Perhaps it’s the price to pay for visiting the happiest nation on Earth, but it’s dreadful to return home and have a huge credit card bill waiting for you (especially given the current exchange rate!).
However, with a few handy tips it’s entirely possible to fully experience Norway without breaking the bank.
Getting around on the cheap
Thanks to the nation’s enthusiasm for public transport, Norway can be a lot less expensive to get around than some other European countries.
If you're planning to see more than just the capital city, you can save your money with public transit as much of the country is easily accessible by train. Downloading the NSB rail app to your smartphone makes it easy for you to buy tickets whenever and wherever you are (plus purchasing through the app might get some pretty good discounts as well!).

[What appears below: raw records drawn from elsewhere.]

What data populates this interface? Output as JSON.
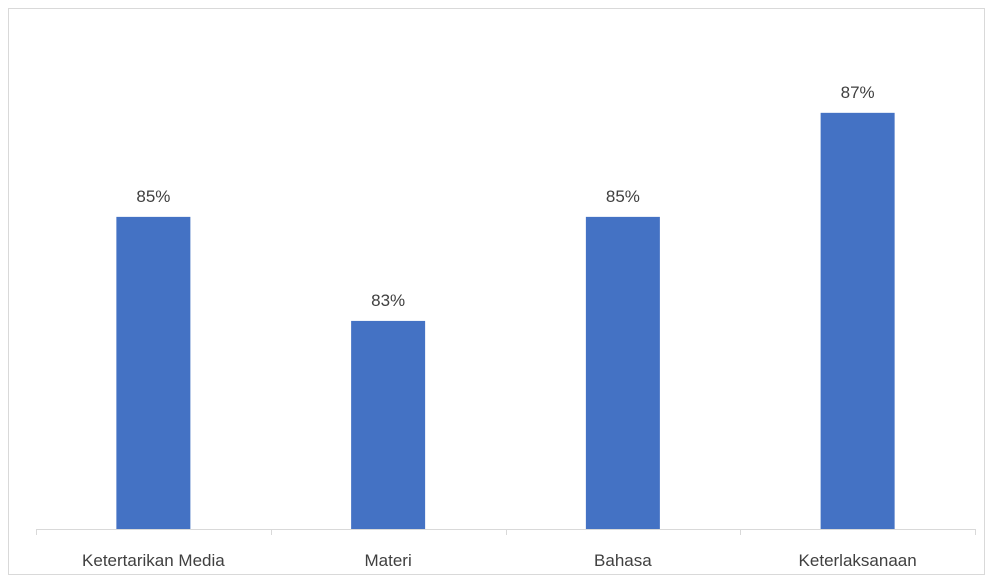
{
  "chart_data": {
    "type": "bar",
    "categories": [
      "Ketertarikan Media",
      "Materi",
      "Bahasa",
      "Keterlaksanaan"
    ],
    "values": [
      85,
      83,
      85,
      87
    ],
    "value_labels": [
      "85%",
      "83%",
      "85%",
      "87%"
    ],
    "unit": "%",
    "title": "",
    "xlabel": "",
    "ylabel": "",
    "ylim": [
      79,
      88.4
    ],
    "grid": false,
    "legend": "none",
    "colors": {
      "bar": "#4472C4",
      "axis": "#D9D9D9",
      "frame": "#D9D9D9",
      "text": "#404040"
    }
  }
}
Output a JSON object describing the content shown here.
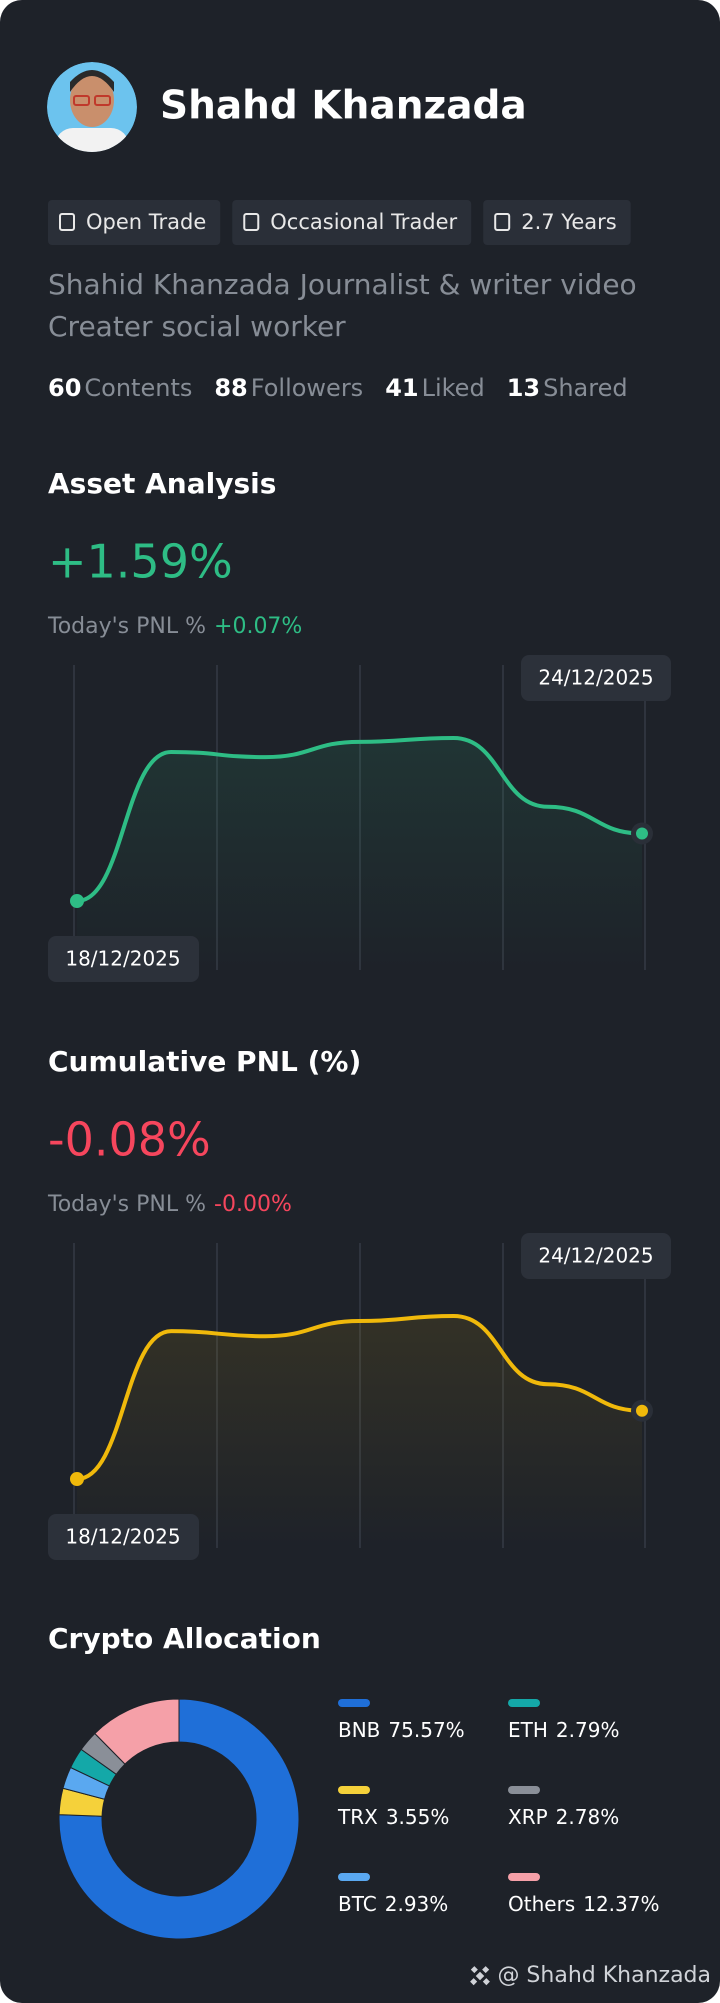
{
  "profile": {
    "name": "Shahd Khanzada",
    "tags": [
      "Open Trade",
      "Occasional Trader",
      "2.7 Years"
    ],
    "bio": [
      "Shahid Khanzada Journalist & writer video",
      "Creater social worker"
    ],
    "stats": [
      {
        "value": "60",
        "label": "Contents"
      },
      {
        "value": "88",
        "label": "Followers"
      },
      {
        "value": "41",
        "label": "Liked"
      },
      {
        "value": "13",
        "label": "Shared"
      }
    ]
  },
  "chart_data": [
    {
      "type": "line",
      "title": "Asset Analysis",
      "headline": "+1.59%",
      "subtitle": "Today's PNL %",
      "subtitle_value": "+0.07%",
      "color": "#2ebd85",
      "categories": [
        "18/12/2025",
        null,
        null,
        null,
        null,
        null,
        "24/12/2025"
      ],
      "values": [
        0,
        3.51,
        3.39,
        3.75,
        3.84,
        2.22,
        1.59
      ]
    },
    {
      "type": "line",
      "title": "Cumulative PNL (%)",
      "headline": "-0.08%",
      "subtitle": "Today's PNL %",
      "subtitle_value": "-0.00%",
      "color": "#f0b90b",
      "headline_color": "#f6465d",
      "categories": [
        "18/12/2025",
        null,
        null,
        null,
        null,
        null,
        "24/12/2025"
      ],
      "values": [
        -0.35,
        0.235,
        0.215,
        0.275,
        0.295,
        0.025,
        -0.08
      ]
    },
    {
      "type": "pie",
      "title": "Crypto Allocation",
      "categories": [
        "BNB",
        "TRX",
        "BTC",
        "ETH",
        "XRP",
        "Others"
      ],
      "values": [
        75.57,
        3.55,
        2.93,
        2.79,
        2.78,
        12.37
      ],
      "value_labels": [
        "75.57%",
        "3.55%",
        "2.93%",
        "2.79%",
        "2.78%",
        "12.37%"
      ],
      "colors": [
        "#1f6fd8",
        "#f5d13a",
        "#5aa8f0",
        "#14a8a8",
        "#8a8f98",
        "#f5a0a8"
      ]
    }
  ],
  "footer": "@ Shahd Khanzada"
}
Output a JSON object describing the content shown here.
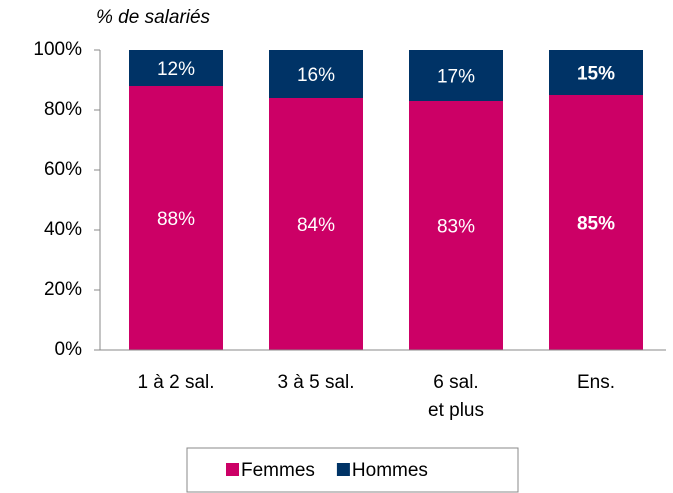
{
  "chart_data": {
    "type": "stacked_bar",
    "y_label": "% de salariés",
    "categories": [
      "1 à 2 sal.",
      "3 à 5 sal.",
      "6 sal.\net plus",
      "Ens."
    ],
    "series": [
      {
        "name": "Femmes",
        "color": "#cc0066",
        "values": [
          88,
          84,
          83,
          85
        ],
        "value_labels": [
          "88%",
          "84%",
          "83%",
          "85%"
        ]
      },
      {
        "name": "Hommes",
        "color": "#003366",
        "values": [
          12,
          16,
          17,
          15
        ],
        "value_labels": [
          "12%",
          "16%",
          "17%",
          "15%"
        ]
      }
    ],
    "highlight": 3,
    "ylim": [
      0,
      100
    ],
    "yticks": [
      {
        "value": 0,
        "label": "0%"
      },
      {
        "value": 20,
        "label": "20%"
      },
      {
        "value": 40,
        "label": "40%"
      },
      {
        "value": 60,
        "label": "60%"
      },
      {
        "value": 80,
        "label": "80%"
      },
      {
        "value": 100,
        "label": "100%"
      }
    ],
    "legend": "bottom"
  }
}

Cutting down museum and entertainment prices
Norway is blessed with plenty of thought-provoking museums. From the Munch Museet, which showcases some of Edvard Munch's most-loved works, to the fun Norsk Folkemuseum (Norwegian Folk Museum), there’s always something new to see.
If you're a serious museum buff, don't skip out on getting your Oslo Pass, which provides free entry to over 30 museums in this beautiful city. This handy pass can be a real budget-saver in the capital as it also grants you free access to Oslo’s public transport system, free entry to outdoor swimming pools, free walking tours, discounts on sightseeing, concert tickets, climbing, ski rentals, and special offers in restaurants, shops, entertainment and leisure venues.
Keep in mind, many of the museums around Norway also offer their very own free apps to help you understand their exhibits better.
While I'm not much of a gambler myself, I was surprised to learn that gambling for the most part is illegal in Norway. There are actually only two companies who are allowed to offer gambling services such as lotto and Keno to Norwegian citizens, however these are closely monitored.
Eating and drinking
It’s often the basic things like eating out that can cause the biggest financial headaches for foreign visitors. But rather than dining at chic and expensive eateries like Maaemo, some of the little food outlets on Oslo’s main streets Grønlandsleiret, Torggata, or Grønland can provide a delicious alternative and cost-effective way to stay fueled.
And whilst the cost of alcohol in Norway can also be fairly prohibitive, there are plenty of unpretentious and fun bars like Per pa Hjornet that show you don’t need to spend all of your holiday money to have a good time.
So with some simple money saving tips there’s no reason why you can’t enjoy an amazing trip to Norway!